The last two lines provide missing EMR parameters. May be unnecessary on a local cluster.

Notes and Known Issues

Some notes and issues with running Cascading on Apache Tez. JIRA issues will be noted when created.

  • Tez 0.8.2, see https://issues.apache.org/jira/browse/TEZ-3113, you may need to set tez.runtime.sorter.class=LEGACY above

  • Tez 0.6.1 has known deadlock issues with reasonably large dags, 0.6.2 resolves these issues.

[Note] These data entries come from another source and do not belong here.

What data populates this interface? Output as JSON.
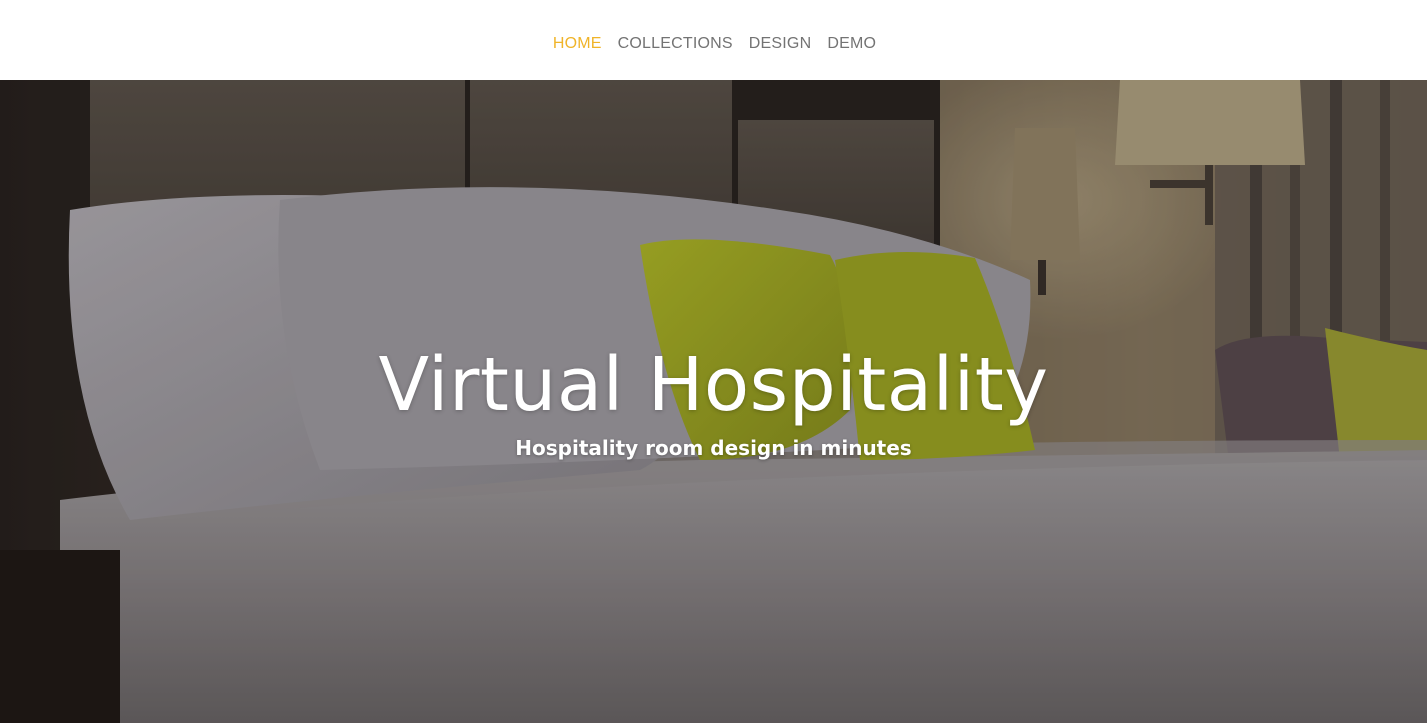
{
  "nav": {
    "items": [
      {
        "label": "HOME",
        "active": true
      },
      {
        "label": "COLLECTIONS",
        "active": false
      },
      {
        "label": "DESIGN",
        "active": false
      },
      {
        "label": "DEMO",
        "active": false
      }
    ],
    "active_color": "#f0b429",
    "text_color": "#737373"
  },
  "hero": {
    "title": "Virtual Hospitality",
    "subtitle": "Hospitality room design in minutes",
    "image": "hotel-bed-photo",
    "accent_pillow_color": "#b7c02a"
  }
}
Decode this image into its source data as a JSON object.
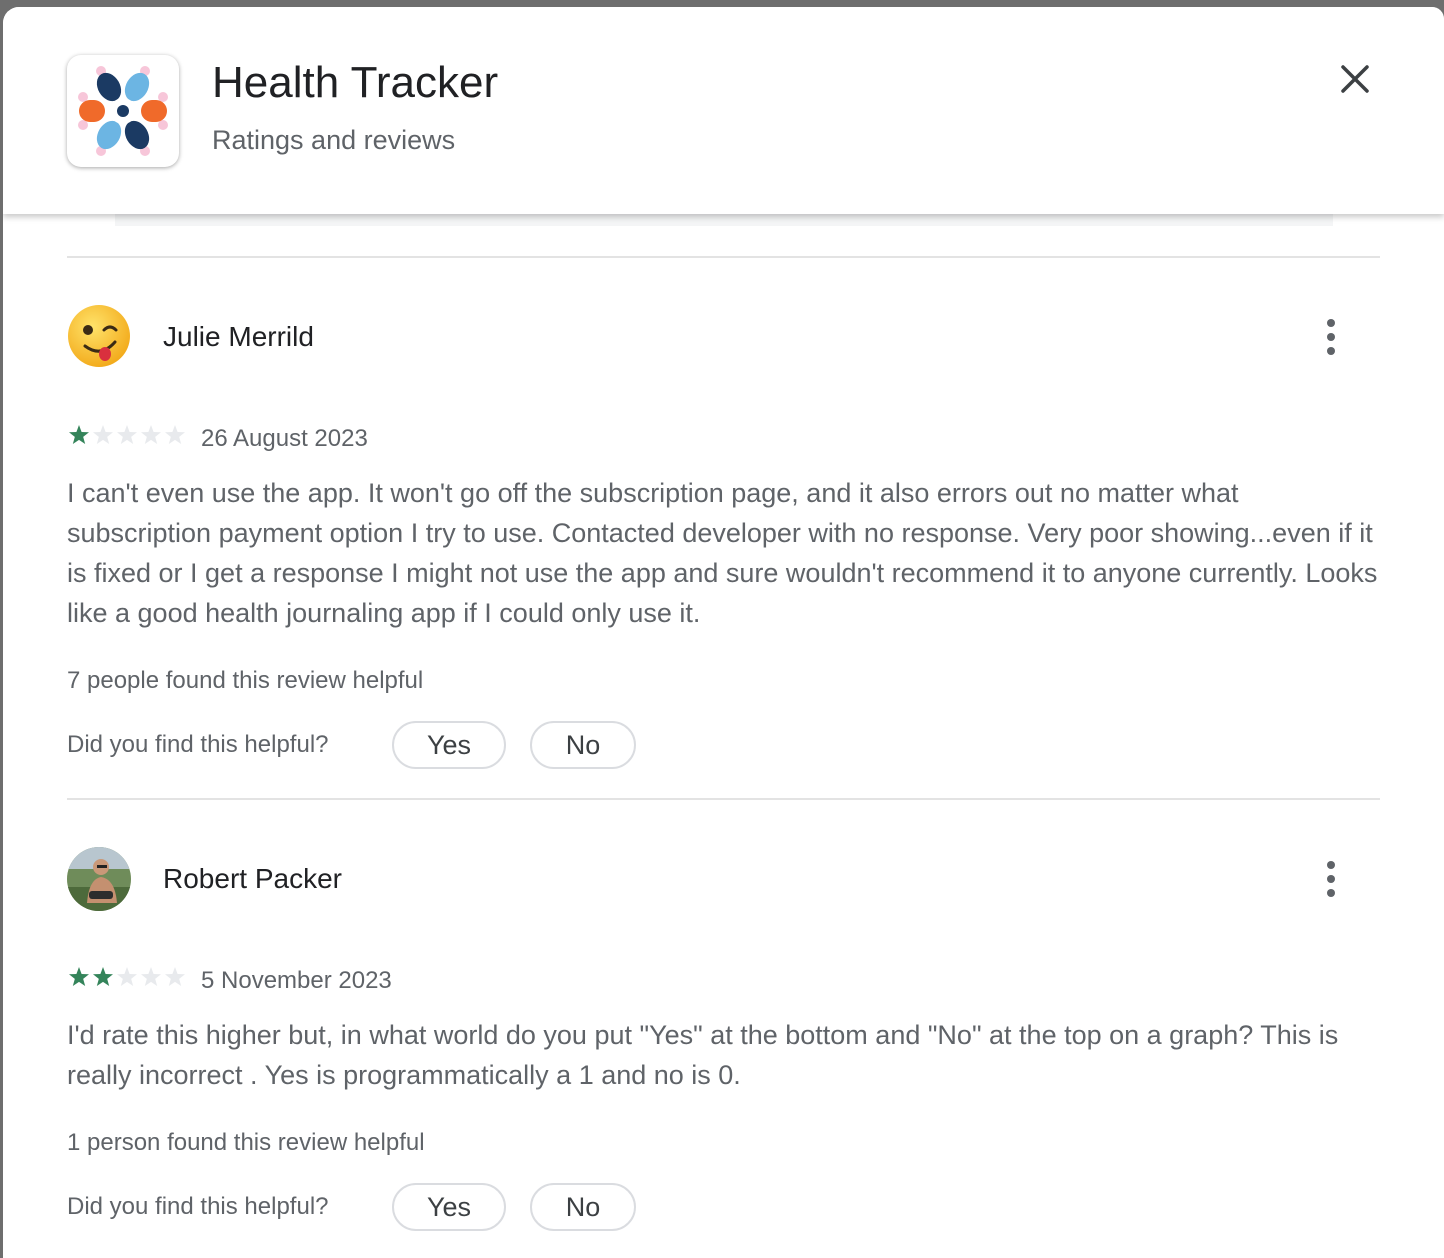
{
  "header": {
    "app_name": "Health Tracker",
    "subtitle": "Ratings and reviews",
    "icon": "health-tracker-flower-logo",
    "close_icon": "close-icon"
  },
  "colors": {
    "star_filled": "#34845a",
    "star_empty": "#e8eaed",
    "text_primary": "#202124",
    "text_secondary": "#5f6368",
    "button_border": "#dadce0",
    "logo_dark_blue": "#1b3a63",
    "logo_light_blue": "#6cb5e3",
    "logo_orange": "#f06a2a",
    "logo_pink": "#f7c6d9"
  },
  "reviews": [
    {
      "reviewer": "Julie Merrild",
      "avatar": "winking-emoji-avatar",
      "rating": 1,
      "max_rating": 5,
      "date": "26 August 2023",
      "text": "I can't even use the app. It won't go off the subscription page, and it also errors out no matter what subscription payment option I try to use. Contacted developer with no response. Very poor showing...even if it is fixed or I get a response I might not use the app and sure wouldn't recommend it to anyone currently. Looks like a good health journaling app if I could only use it.",
      "helpful_count_text": "7 people found this review helpful",
      "helpful_question": "Did you find this helpful?",
      "yes_label": "Yes",
      "no_label": "No"
    },
    {
      "reviewer": "Robert Packer",
      "avatar": "photo-avatar",
      "rating": 2,
      "max_rating": 5,
      "date": "5 November 2023",
      "text": "I'd rate this higher but, in what world do you put \"Yes\" at the bottom and \"No\" at the top on a graph? This is really incorrect . Yes is programmatically a 1 and no is 0.",
      "helpful_count_text": "1 person found this review helpful",
      "helpful_question": "Did you find this helpful?",
      "yes_label": "Yes",
      "no_label": "No"
    }
  ]
}
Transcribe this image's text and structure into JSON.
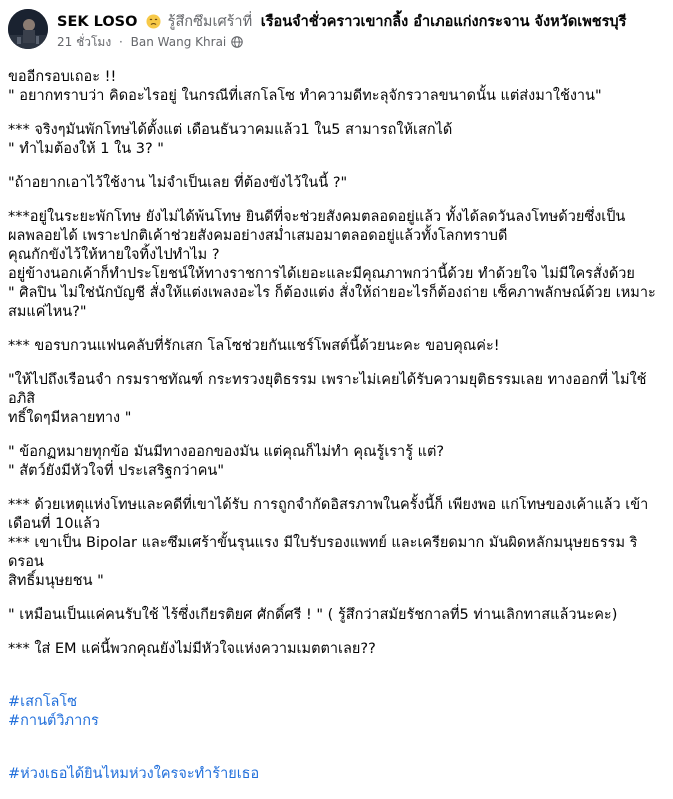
{
  "post": {
    "author": "SEK LOSO",
    "feeling_emoji": "sad-face-emoji",
    "feeling": "รู้สึกซึมเศร้าที่",
    "location": "เรือนจำชั่วคราวเขากลิ้ง อำเภอแก่งกระจาน จังหวัดเพชรบุรี",
    "time": "21 ชั่วโมง",
    "place": "Ban Wang Khrai",
    "audience_icon": "globe-icon"
  },
  "body": {
    "p1": "ขออีกรอบเถอะ !!\n\" อยากทราบว่า คิดอะไรอยู่ ในกรณีที่เสกโลโซ ทำความดีทะลุจักรวาลขนาดนั้น แต่ส่งมาใช้งาน\"",
    "p2": "*** จริงๆมันพักโทษได้ตั้งแต่ เดือนธันวาคมแล้ว1 ใน5 สามารถให้เสกได้\n\" ทำไมต้องให้ 1 ใน 3? \"",
    "p3": "\"ถ้าอยากเอาไว้ใช้งาน ไม่จำเป็นเลย ที่ต้องขังไว้ในนี้ ?\"",
    "p4": "***อยู่ในระยะพักโทษ ยังไม่ได้พ้นโทษ ยินดีที่จะช่วยสังคมตลอดอยู่แล้ว ทั้งได้ลดวันลงโทษด้วยซึ่งเป็น\nผลพลอยได้ เพราะปกติเค้าช่วยสังคมอย่างสม่ำเสมอมาตลอดอยู่แล้วทั้งโลกทราบดี\nคุณกักขังไว้ให้หายใจทิ้งไปทำไม ?\nอยู่ข้างนอกเค้าก็ทำประโยชน์ให้ทางราชการได้เยอะและมีคุณภาพกว่านี้ด้วย ทำด้วยใจ ไม่มีใครสั่งด้วย\n\" ศิลปิน ไม่ใช่นักบัญชี สั่งให้แต่งเพลงอะไร ก็ต้องแต่ง สั่งให้ถ่ายอะไรก็ต้องถ่าย  เซ็คภาพลักษณ์ด้วย เหมาะ\nสมแค่ไหน?\"",
    "p5": "  *** ขอรบกวนแฟนคลับที่รักเสก โลโซช่วยกันแชร์โพสต์นี้ด้วยนะคะ ขอบคุณค่ะ!",
    "p6": "\"ให้ไปถึงเรือนจำ กรมราชทัณฑ์ กระทรวงยุติธรรม เพราะไม่เคยได้รับความยุติธรรมเลย ทางออกที่ ไม่ใช้อภิสิ\nทธิ์ใดๆมีหลายทาง \"",
    "p7": "\" ข้อกฏหมายทุกข้อ มันมีทางออกของมัน แต่คุณก็ไม่ทำ คุณรู้เรารู้ แต่?\n\" สัตว์ยังมีหัวใจที่ ประเสริฐกว่าคน\"",
    "p8": "*** ด้วยเหตุแห่งโทษและคดีที่เขาได้รับ การถูกจำกัดอิสรภาพในครั้งนี้ก็ เพียงพอ แก่โทษของเค้าแล้ว เข้า\nเดือนที่ 10แล้ว\n*** เขาเป็น Bipolar และซึมเศร้าขั้นรุนแรง มีใบรับรองแพทย์ และเครียดมาก มันผิดหลักมนุษยธรรม ริดรอน\nสิทธิ์มนุษยชน \"",
    "p9": "\" เหมือนเป็นแค่คนรับใช้ ไร้ซึ่งเกียรติยศ ศักดิ์ศรี   ! \" ( รู้สึกว่าสมัยรัชกาลที่5 ท่านเลิกทาสแล้วนะคะ)",
    "p10": "*** ใส่ EM แค่นี้พวกคุณยังไม่มีหัวใจแห่งความเมตตาเลย??",
    "hashtags1": [
      "#เสกโลโซ",
      "#กานต์วิภากร"
    ],
    "hashtags2": "#ห่วงเธอได้ยินไหมห่วงใครจะทำร้ายเธอ"
  }
}
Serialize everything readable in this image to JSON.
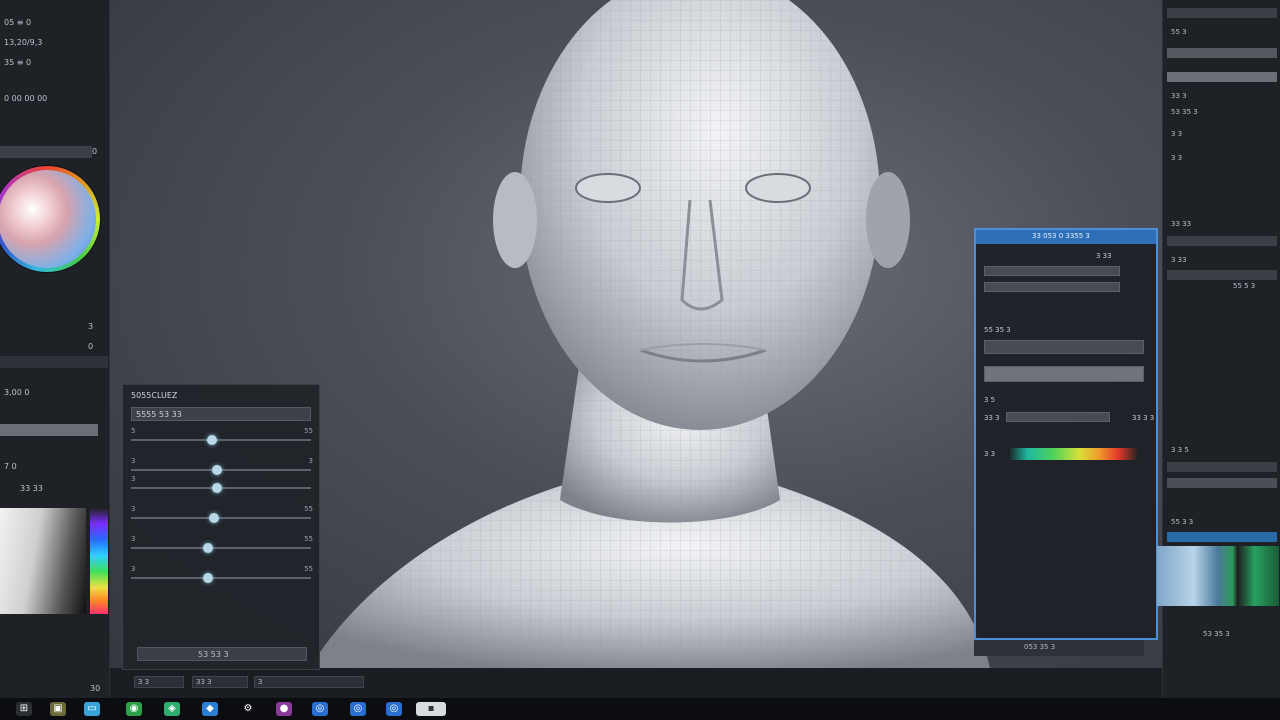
{
  "viewport": {
    "accent": "#4a8fd8"
  },
  "left_panel": {
    "rows": [
      "05 ≡ 0",
      "13,20/9,3",
      "35 ≡ 0",
      "0 00 00 00"
    ],
    "tool_row": "30",
    "values": [
      "0",
      "3",
      "0",
      "30"
    ],
    "labels": [
      "3,00 0",
      "7 0",
      "33 33"
    ]
  },
  "brush_panel": {
    "title": "5055CLUEZ",
    "dropdown": "5555 53 33",
    "sliders": [
      {
        "label": "5",
        "value": "55",
        "level": 0.45
      },
      {
        "label": "3",
        "value": "3",
        "level": 0.48
      },
      {
        "label": "3",
        "value": "",
        "level": 0.48
      },
      {
        "label": "3",
        "value": "55",
        "level": 0.46
      },
      {
        "label": "3",
        "value": "55",
        "level": 0.43
      },
      {
        "label": "3",
        "value": "55",
        "level": 0.43
      }
    ],
    "footer_button": "53 53 3"
  },
  "props_panel": {
    "header": "33 053 0 3355 3",
    "rows": [
      "3 33",
      "55 35 3",
      "3 5",
      "33 3",
      "33 3 3"
    ],
    "gradient_label": "3 3"
  },
  "right_panel": {
    "rows": [
      "55 3",
      "33 3",
      "53 35 3",
      "3 3",
      "3 3",
      "33 33",
      "3 33",
      "55 5 3",
      "3 3 5",
      "55 3 3",
      "53 35 3"
    ]
  },
  "bottom": {
    "apply_label": "053 35 3",
    "tabs": [
      "3 3",
      "33 3",
      "3"
    ]
  },
  "taskbar": {
    "icons": [
      "windows-icon",
      "folder-icon",
      "app-icon-1",
      "app-icon-2",
      "app-icon-3",
      "settings-icon",
      "app-icon-4",
      "app-icon-5",
      "app-icon-6",
      "app-icon-7",
      "app-icon-8"
    ]
  }
}
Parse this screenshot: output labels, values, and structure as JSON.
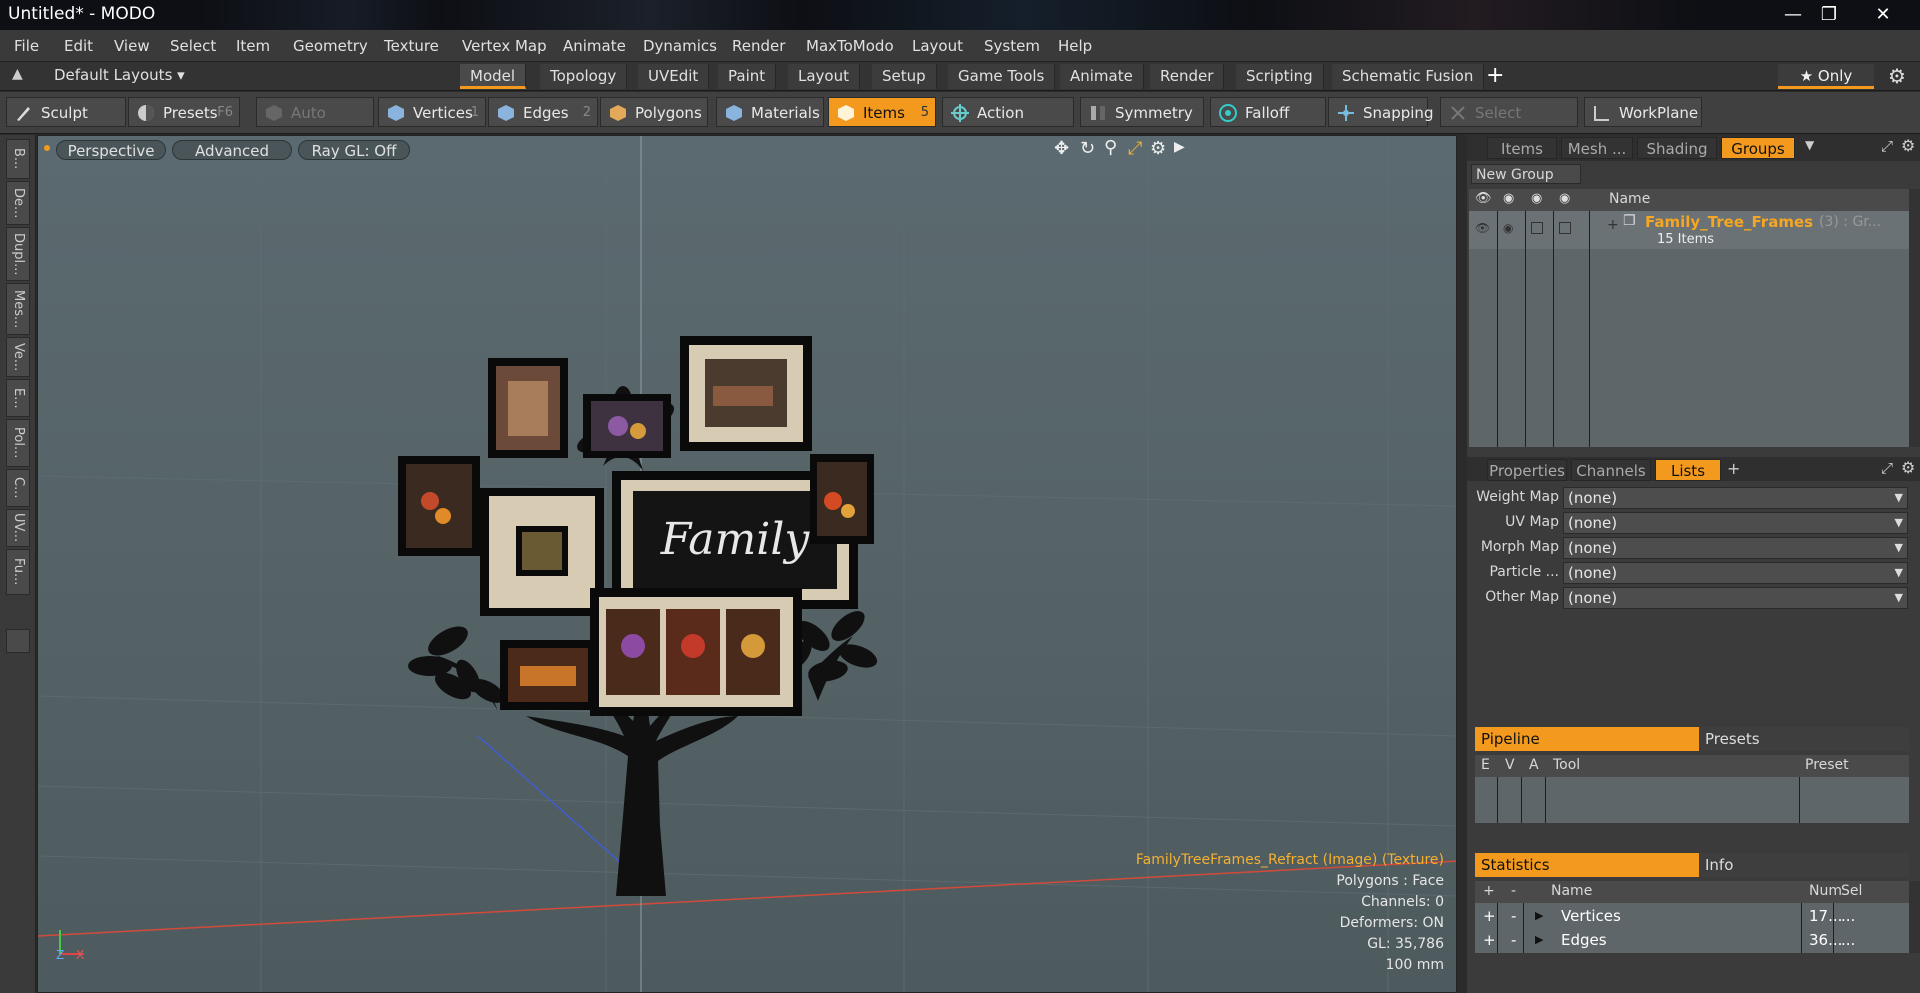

  • Tez 0.7.0 is unstable causing both random hangs in tests, and the default sorter fails on large partitions, see TEZ-2475 & TEZ-2505

  • YARN timeline server (ATS) is required for task level counters, this will be required when Driven is supported.

  • Kill hanging processes (before tests)

    jps | grep DAGApp | cut -f1 -d" " | xargs kill -9; jps | grep TezChild | cut -f1 -d" " | xargs kill -9

  • Contrary to GroupVertex, there is no obvious API for binding multiple vertices as a single output. Subsequently, some splits are written twice.

  • Does not provide a plan supporting JoinFieldedPipesPlatformTest#testJoinMergeGroupBy. See DualStreamedAccumulatedMergeNodeAssert rule.

  • Restartable Checkpointed Flows are unsupported though the tests will pass

  • Remote classpath support via FlowDef is not working in Tez local mode, tests in mini-cluster mode will pass

  • System.exit(0) must be called when running in Tez local mode, there are non-daemon threads not properly managed by Tez

  • There is no Vertex 'parallelization' default in Tez, FlowRuntimeProps must be called per application (see sample applications above).

  • Currently no way to algorithmically set node parallelization during runtime.

  • Does not provide a plan supporting MergePipesPlatformTest#testHashJoinHashJoinMerge and MergePipesPlatformTest#testHashJoinHashJoinHashJoinMergeMerge.